O Índice de Confiança do Comércio (ICOM), apurado pelo FGV IBRE, registrou alta de 0,9 ponto em junho e alcançou 85,1 pontos. Na média móvel trimestral, o indicador também apresentou avanço de 0,2 ponto, chegando a 85,2 pontos. Apesar da melhora, a avaliação é de que o ambiente para o varejo ainda inspira cautela.
Rodolpho Tobler, superintendente adjunto do FGV IBRE, alerta que o resultado positivo de junho não compensa a queda observada no mês anterior e esteve concentrado em poucos segmentos pesquisados. “O tímido avanço da confiança ocorre em um contexto no qual os indicadores do mercado de trabalho permanecem favoráveis, com evolução da renda das famílias”, ressalta. E complementa: “ainda assim, a confiança dos consumidores não tem acompanhado esse movimento, refletindo diretamente no ritmo do varejo. Como o ambiente macroeconômico deve continuar desafiador, limitando o orçamento das famílias, não é esperada uma mudança significativa no nível de confiança do comércio nos próximos meses”.

Entre os seis segmentos pesquisados, dois registraram alta e quatro apresentaram queda. O desempenho do mês foi influenciado tanto pela melhora na percepção sobre a situação atual quanto pelo avanço das expectativas para os próximos meses.
O Índice de Situação Atual (ISA-COM) subiu 0,9 ponto, para 84,9 pontos. O principal destaque foi o indicador de situação atual dos negócios, que avançou 3,7 pontos e atingiu 86,1 pontos. Em sentido contrário, o componente que mede o volume de demanda atual recuou 1,9 ponto, encerrando junho em 84,1 pontos.
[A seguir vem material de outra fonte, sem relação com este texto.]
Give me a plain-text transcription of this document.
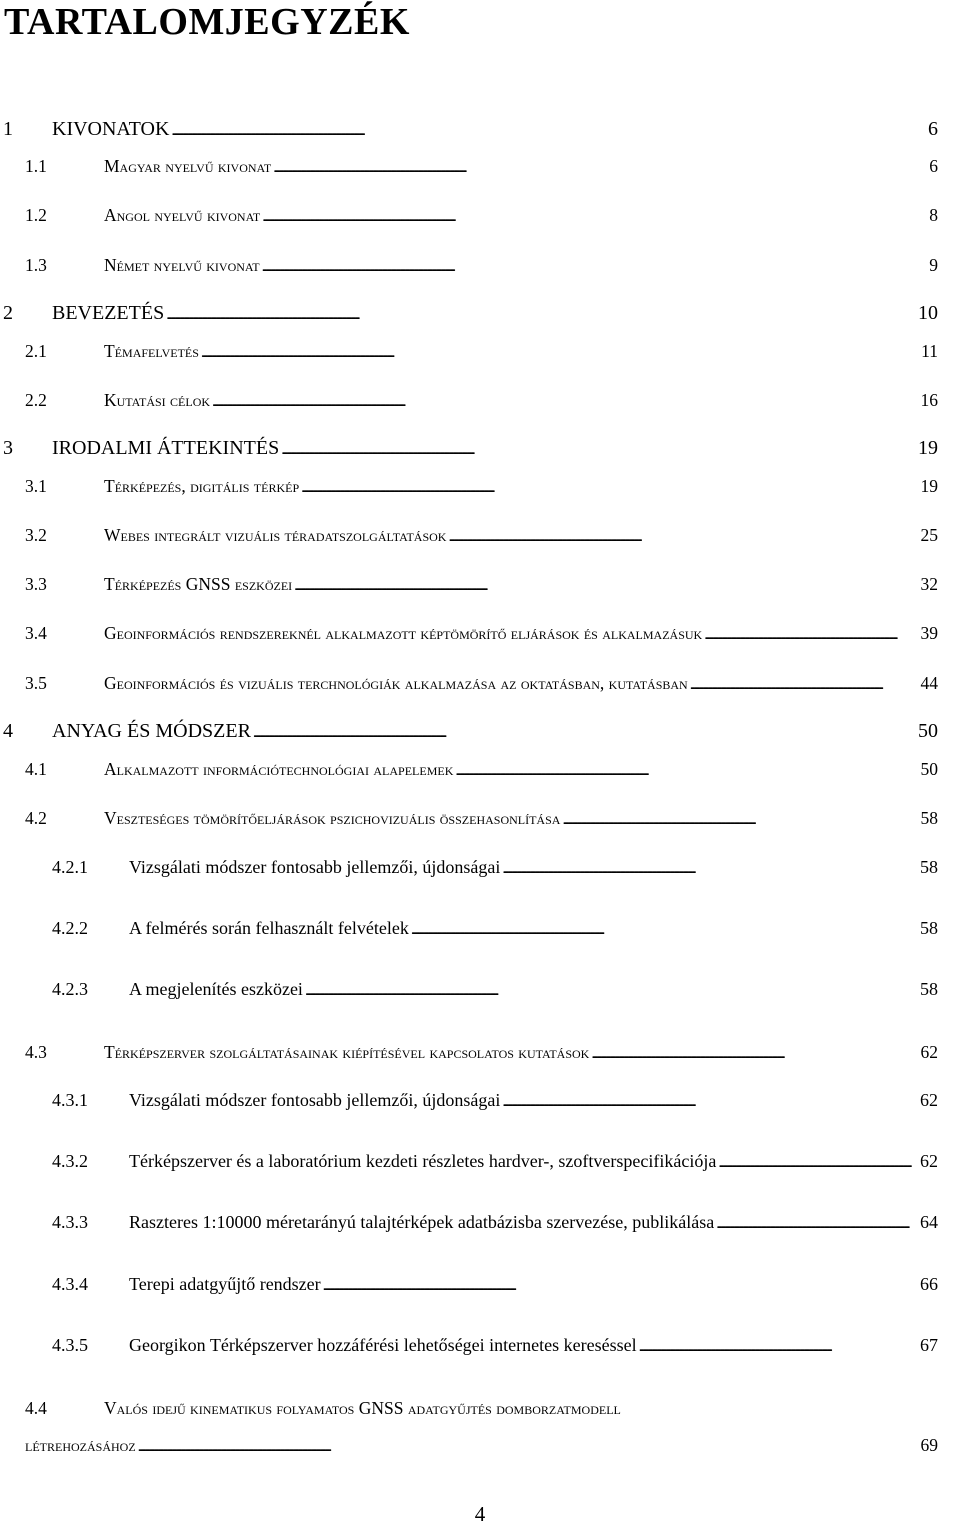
TARTALOMJEGYZÉK
1	KIVONATOK . . .	6
1.1	Magyar nyelvű kivonat . . .	6
1.2	Angol nyelvű kivonat . . .	8
1.3	Német nyelvű kivonat . . .	9
2	BEVEZETÉS . . .	10
2.1	Témafelvetés . . .	11
2.2	Kutatási célok . . .	16
3	IRODALMI ÁTTEKINTÉS . . .	19
3.1	Térképezés, digitális térkép . . .	19
3.2	Webes integrált vizuális téradatszolgáltatások . . .	25
3.3	Térképezés GNSS eszközei . . .	32
3.4	Geoinformációs rendszereknél alkalmazott képtömörítő eljárások és alkalmazásuk . . .	39
3.5	Geoinformációs és vizuális terchnológiák alkalmazása az oktatásban, kutatásban . . .	44
4	ANYAG ÉS MÓDSZER . . .	50
4.1	Alkalmazott információtechnológiai alapelemek . . .	50
4.2	Veszteséges tömörítőeljárások pszichovizuális összehasonlítása . . .	58
4.2.1	Vizsgálati módszer fontosabb jellemzői, újdonságai . . .	58
4.2.2	A felmérés során felhasznált felvételek . . .	58
4.2.3	A megjelenítés eszközei . . .	58
4.3	Térképszerver szolgáltatásainak kiépítésével kapcsolatos kutatások . . .	62
4.3.1	Vizsgálati módszer fontosabb jellemzői, újdonságai . . .	62
4.3.2	Térképszerver és a laboratórium kezdeti részletes hardver-, szoftverspecifikációja . . .	62
4.3.3	Raszteres 1:10000 méretarányú talajtérképek adatbázisba szervezése, publikálása . . .	64
4.3.4	Terepi adatgyűjtő rendszer . . .	66
4.3.5	Georgikon Térképszerver hozzáférési lehetőségei internetes kereséssel . . .	67
4.4	Valós idejű kinematikus folyamatos GNSS adatgyűjtés domborzatmodell
létrehozásához . . .	69
4
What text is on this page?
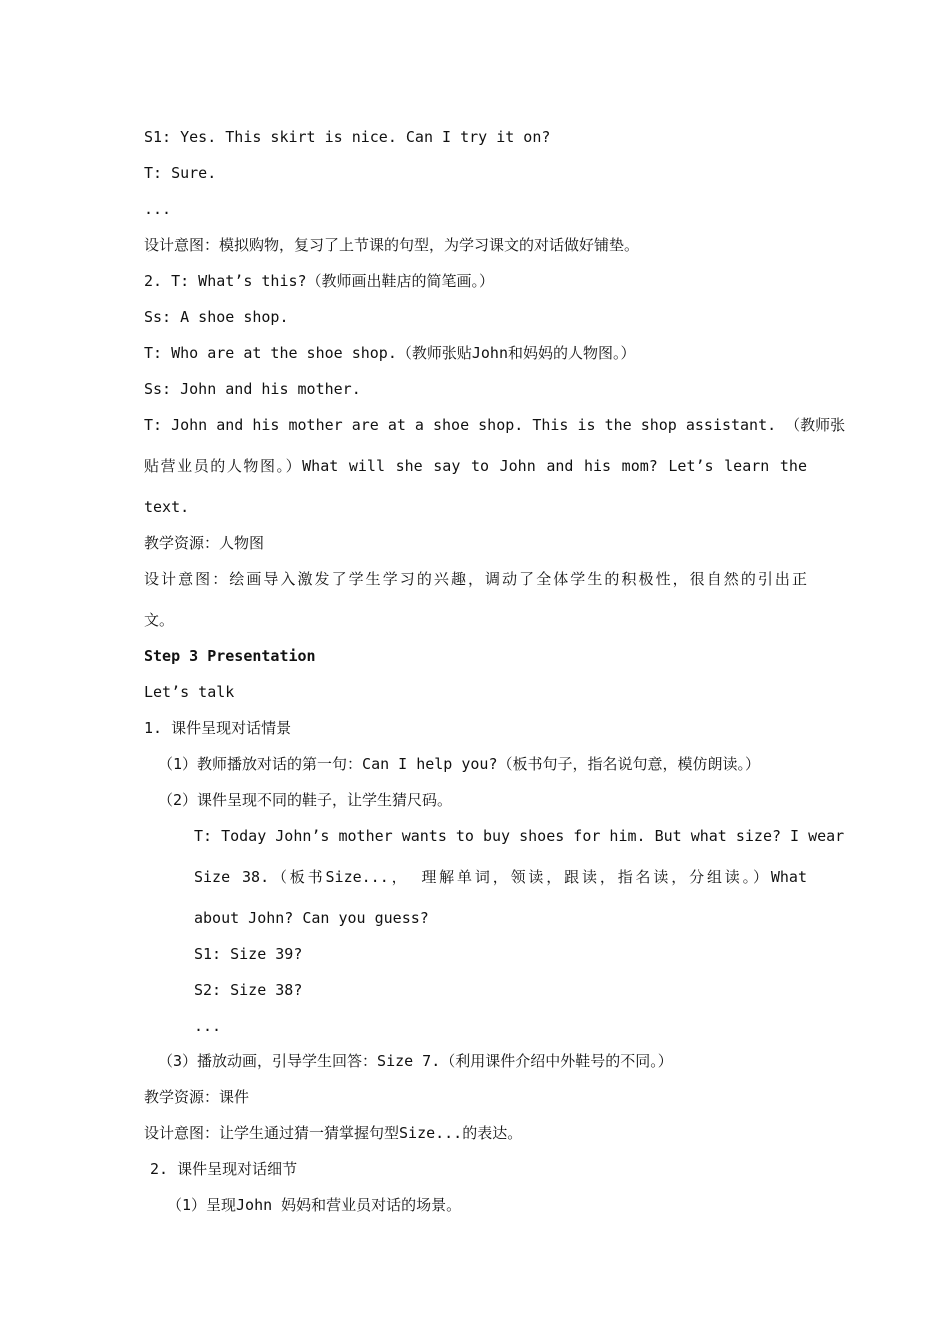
S1: Yes. This skirt is nice. Can I try it on?
T: Sure.
...
设计意图：模拟购物，复习了上节课的句型，为学习课文的对话做好铺垫。
2. T: What’s this?（教师画出鞋店的简笔画。）
Ss: A shoe shop.
T: Who are at the shoe shop.（教师张贴John和妈妈的人物图。）
Ss: John and his mother.
T: John and his mother are at a shoe shop. This is the shop assistant. （教师张
贴营业员的人物图。）What will she say to John and his mom? Let’s learn the
text.
教学资源：人物图
设计意图：绘画导入激发了学生学习的兴趣，调动了全体学生的积极性，很自然的引出正
文。
Step 3 Presentation
Let’s talk
1. 课件呈现对话情景
（1）教师播放对话的第一句：Can I help you?（板书句子，指名说句意，模仿朗读。）
（2）课件呈现不同的鞋子，让学生猜尺码。
T: Today John’s mother wants to buy shoes for him. But what size? I wear
Size 38.（板书Size...， 理解单词，领读，跟读，指名读，分组读。）What
about John? Can you guess?
S1: Size 39?
S2: Size 38?
...
（3）播放动画，引导学生回答：Size 7.（利用课件介绍中外鞋号的不同。）
教学资源：课件
设计意图：让学生通过猜一猜掌握句型Size...的表达。
2. 课件呈现对话细节
（1）呈现John 妈妈和营业员对话的场景。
Já o Índice de Expectativas (IE-COM) avançou 0,7 ponto, alcançando 85,9 pontos. O indicador de vendas previstas cresceu 1 ponto, chegando a 87,8 pontos, enquanto a tendência dos negócios registrou alta de 0,4 ponto, para 84,6 pontos.
Mesmo com o resultado positivo de junho, a análise trimestral ainda aponta perda de fôlego. Na comparação entre trimestres, o ICOM acumulou queda de 2,6 pontos, influenciado principalmente pela retração de 4 pontos nas expectativas. O ISA-COM também apresentou recuo, registrando o sexto trimestre consecutivo de piora.
Para Tobler, esse comportamento reforça as dificuldades enfrentadas pelo setor. “A oscilação trimestral da confiança do comércio reforça o cenário de dificuldade que o setor tem enfrentado em se consolidar em uma recuperação”, afirma.